11. Si Mme B soutient que son état de santé nécessite un traitement dont le défaut aurait des conséquences d’une exceptionnelle gravité, les pièces qu’elle produit ne permettent pas de l’établir.
12. En dernier lieu, pour les mêmes motifs que ceux énoncés aux points 4 et 6, les moyens tirés de l’erreur manifeste d’appréciation et de la méconnaissance de l’article 8 de la convention européenne de sauvegarde des droits de l’homme et des libertés fondamentales doivent être écartés.
Sur la décision fixant le pays de renvoi :
13. En premier lieu, la décision contestée, qui vise l’article 3 de la convention européenne de sauvegarde des droits de l’homme et des libertés fondamentales et énonce que la requérante n’établit ni n’allègue être soumise à des traitements contraires à ses stipulations en cas de retour au Maroc est suffisamment motivée en droit et en fait.
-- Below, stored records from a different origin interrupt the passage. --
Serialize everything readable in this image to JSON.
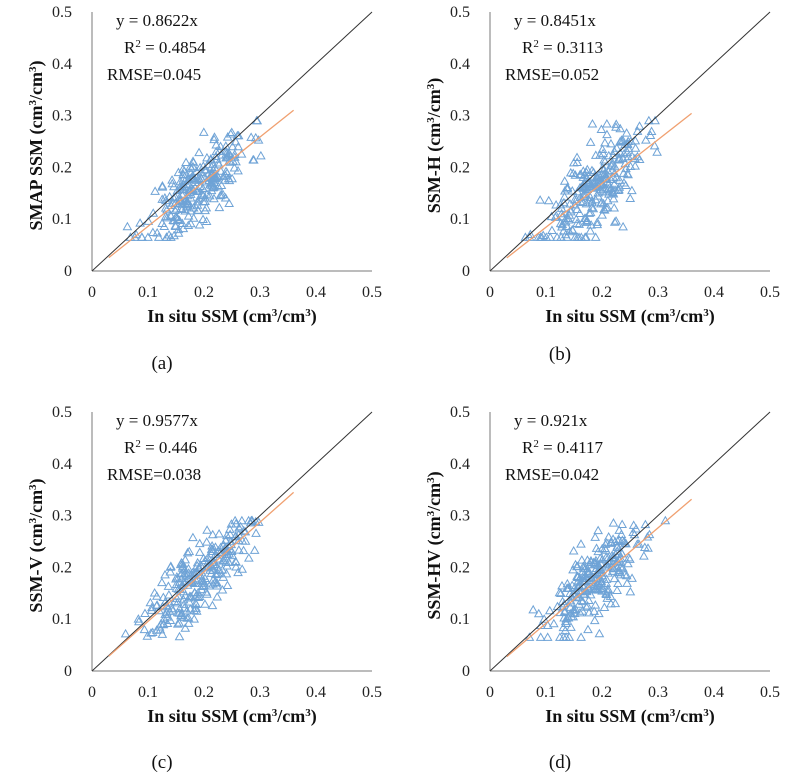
{
  "chart_data": [
    {
      "type": "scatter",
      "panel_label": "(a)",
      "xlabel": [
        "In situ SSM (cm",
        "3",
        "/cm",
        "3",
        ")"
      ],
      "ylabel": [
        "SMAP SSM (cm",
        "3",
        "/cm",
        "3",
        ")"
      ],
      "xlim": [
        0,
        0.5
      ],
      "ylim": [
        0,
        0.5
      ],
      "xticks": [
        "0",
        "0.1",
        "0.2",
        "0.3",
        "0.4",
        "0.5"
      ],
      "yticks": [
        "0",
        "0.1",
        "0.2",
        "0.3",
        "0.4",
        "0.5"
      ],
      "equation": "y = 0.8622x",
      "r2": [
        "R",
        "2",
        " = 0.4854"
      ],
      "rmse": "RMSE=0.045",
      "slope": 0.8622,
      "fit_x_range": [
        0.03,
        0.36
      ],
      "cluster": {
        "x_center": 0.19,
        "x_sd": 0.045,
        "noise_sd": 0.035,
        "n": 260,
        "seed": 11
      },
      "colors": {
        "points": "#6fa3d6",
        "fit": "#f0a070",
        "identity": "#333333"
      }
    },
    {
      "type": "scatter",
      "panel_label": "(b)",
      "xlabel": [
        "In situ SSM (cm",
        "3",
        "/cm",
        "3",
        ")"
      ],
      "ylabel": [
        "SSM-H (cm",
        "3",
        "/cm",
        "3",
        ")"
      ],
      "xlim": [
        0,
        0.5
      ],
      "ylim": [
        0,
        0.5
      ],
      "xticks": [
        "0",
        "0.1",
        "0.2",
        "0.3",
        "0.4",
        "0.5"
      ],
      "yticks": [
        "0",
        "0.1",
        "0.2",
        "0.3",
        "0.4",
        "0.5"
      ],
      "equation": "y = 0.8451x",
      "r2": [
        "R",
        "2",
        " = 0.3113"
      ],
      "rmse": "RMSE=0.052",
      "slope": 0.8451,
      "fit_x_range": [
        0.03,
        0.36
      ],
      "cluster": {
        "x_center": 0.185,
        "x_sd": 0.045,
        "noise_sd": 0.042,
        "n": 260,
        "seed": 23
      },
      "colors": {
        "points": "#6fa3d6",
        "fit": "#f0a070",
        "identity": "#333333"
      }
    },
    {
      "type": "scatter",
      "panel_label": "(c)",
      "xlabel": [
        "In situ SSM (cm",
        "3",
        "/cm",
        "3",
        ")"
      ],
      "ylabel": [
        "SSM-V (cm",
        "3",
        "/cm",
        "3",
        ")"
      ],
      "xlim": [
        0,
        0.5
      ],
      "ylim": [
        0,
        0.5
      ],
      "xticks": [
        "0",
        "0.1",
        "0.2",
        "0.3",
        "0.4",
        "0.5"
      ],
      "yticks": [
        "0",
        "0.1",
        "0.2",
        "0.3",
        "0.4",
        "0.5"
      ],
      "equation": "y = 0.9577x",
      "r2": [
        "R",
        "2",
        " = 0.446"
      ],
      "rmse": "RMSE=0.038",
      "slope": 0.9577,
      "fit_x_range": [
        0.03,
        0.36
      ],
      "cluster": {
        "x_center": 0.19,
        "x_sd": 0.045,
        "noise_sd": 0.035,
        "n": 260,
        "seed": 37
      },
      "colors": {
        "points": "#6fa3d6",
        "fit": "#f0a070",
        "identity": "#333333"
      }
    },
    {
      "type": "scatter",
      "panel_label": "(d)",
      "xlabel": [
        "In situ SSM (cm",
        "3",
        "/cm",
        "3",
        ")"
      ],
      "ylabel": [
        "SSM-HV (cm",
        "3",
        "/cm",
        "3",
        ")"
      ],
      "xlim": [
        0,
        0.5
      ],
      "ylim": [
        0,
        0.5
      ],
      "xticks": [
        "0",
        "0.1",
        "0.2",
        "0.3",
        "0.4",
        "0.5"
      ],
      "yticks": [
        "0",
        "0.1",
        "0.2",
        "0.3",
        "0.4",
        "0.5"
      ],
      "equation": "y = 0.921x",
      "r2": [
        "R",
        "2",
        " = 0.4117"
      ],
      "rmse": "RMSE=0.042",
      "slope": 0.921,
      "fit_x_range": [
        0.03,
        0.36
      ],
      "cluster": {
        "x_center": 0.19,
        "x_sd": 0.045,
        "noise_sd": 0.038,
        "n": 260,
        "seed": 53
      },
      "colors": {
        "points": "#6fa3d6",
        "fit": "#f0a070",
        "identity": "#333333"
      }
    }
  ]
}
Il ne ressort pas de ses termes que le préfet n’aurait pas procédé à un examen particulier de la situation de la requérante.
14. En deuxième lieu, la décision l’obligeant à quitter le territoire français n’étant pas illégale, la requérante n’est pas fondée à exciper, par voie de l’exception, de l’illégalité de cette décision.
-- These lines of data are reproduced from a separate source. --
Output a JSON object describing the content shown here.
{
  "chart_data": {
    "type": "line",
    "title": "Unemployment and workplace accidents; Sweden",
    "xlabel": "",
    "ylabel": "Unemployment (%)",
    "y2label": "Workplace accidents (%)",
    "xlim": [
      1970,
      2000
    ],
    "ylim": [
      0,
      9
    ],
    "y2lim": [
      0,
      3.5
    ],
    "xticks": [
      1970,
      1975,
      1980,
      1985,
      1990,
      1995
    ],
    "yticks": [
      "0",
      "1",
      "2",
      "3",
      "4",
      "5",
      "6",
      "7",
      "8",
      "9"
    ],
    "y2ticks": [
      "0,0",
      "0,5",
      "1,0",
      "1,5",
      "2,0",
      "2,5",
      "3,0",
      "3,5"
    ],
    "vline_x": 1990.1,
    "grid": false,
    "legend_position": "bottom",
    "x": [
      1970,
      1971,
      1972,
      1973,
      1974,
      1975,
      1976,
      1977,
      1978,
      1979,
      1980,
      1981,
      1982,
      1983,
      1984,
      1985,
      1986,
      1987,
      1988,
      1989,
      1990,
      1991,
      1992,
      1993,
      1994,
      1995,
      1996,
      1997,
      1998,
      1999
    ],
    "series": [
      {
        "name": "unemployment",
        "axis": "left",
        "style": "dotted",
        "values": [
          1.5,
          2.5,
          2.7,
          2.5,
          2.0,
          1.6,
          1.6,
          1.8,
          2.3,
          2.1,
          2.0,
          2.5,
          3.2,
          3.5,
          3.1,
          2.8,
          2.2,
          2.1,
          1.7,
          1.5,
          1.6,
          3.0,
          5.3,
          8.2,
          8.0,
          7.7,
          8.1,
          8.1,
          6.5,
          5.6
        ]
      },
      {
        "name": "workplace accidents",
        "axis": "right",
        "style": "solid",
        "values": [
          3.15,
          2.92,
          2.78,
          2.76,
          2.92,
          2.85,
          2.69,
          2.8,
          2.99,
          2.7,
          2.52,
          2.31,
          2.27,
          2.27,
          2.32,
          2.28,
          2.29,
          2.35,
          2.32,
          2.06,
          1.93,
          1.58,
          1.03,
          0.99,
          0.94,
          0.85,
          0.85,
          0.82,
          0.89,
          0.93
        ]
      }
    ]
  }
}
15. Enfin, eu égard à tout ce qui précède, le moyen tiré de l’erreur manifeste d’appréciation, qui n’est pas assorti de développements spécifiques, doit être écarté.
16. Il résulte de tout ce qui précède que les conclusions à fin d’annulation de la requérante doivent être rejetées, ainsi que, par voie de conséquence, les conclusions à fin d’injonction et d’astreinte et celles relatives aux frais liés à l’instance.
D É C I D E :
Article 1er : La requête de Mme A B est rejetée.
Article 2 : Le présent jugement sera notifié à Mme A B, à Me Solenn Leprince et au préfet de la Seine-Maritime.
Délibéré après l’audience du 9 juin 2022, à laquelle siégeaient :
Mme Anne Gaillard, présidente,
MM. Leduc et Bouvet, premiers conseillers.
Rendu public par mise à disposition au greffe le 23 juin 2022.
La présidente- rapporteure,
Signé
A. C
L’assesseur le plus ancien,
Signé
C. LEDUCLa greffière,
Signé
A. RAHILI
La République mande et ordonne au préfet de la région Normandie, préfet de la Seine-Maritime en ce qui le concerne et à tous huissiers de justice à ce requis en ce qui concerne les voies de droit commun contre les parties privées, de pourvoir à l’exécution de la présente décision.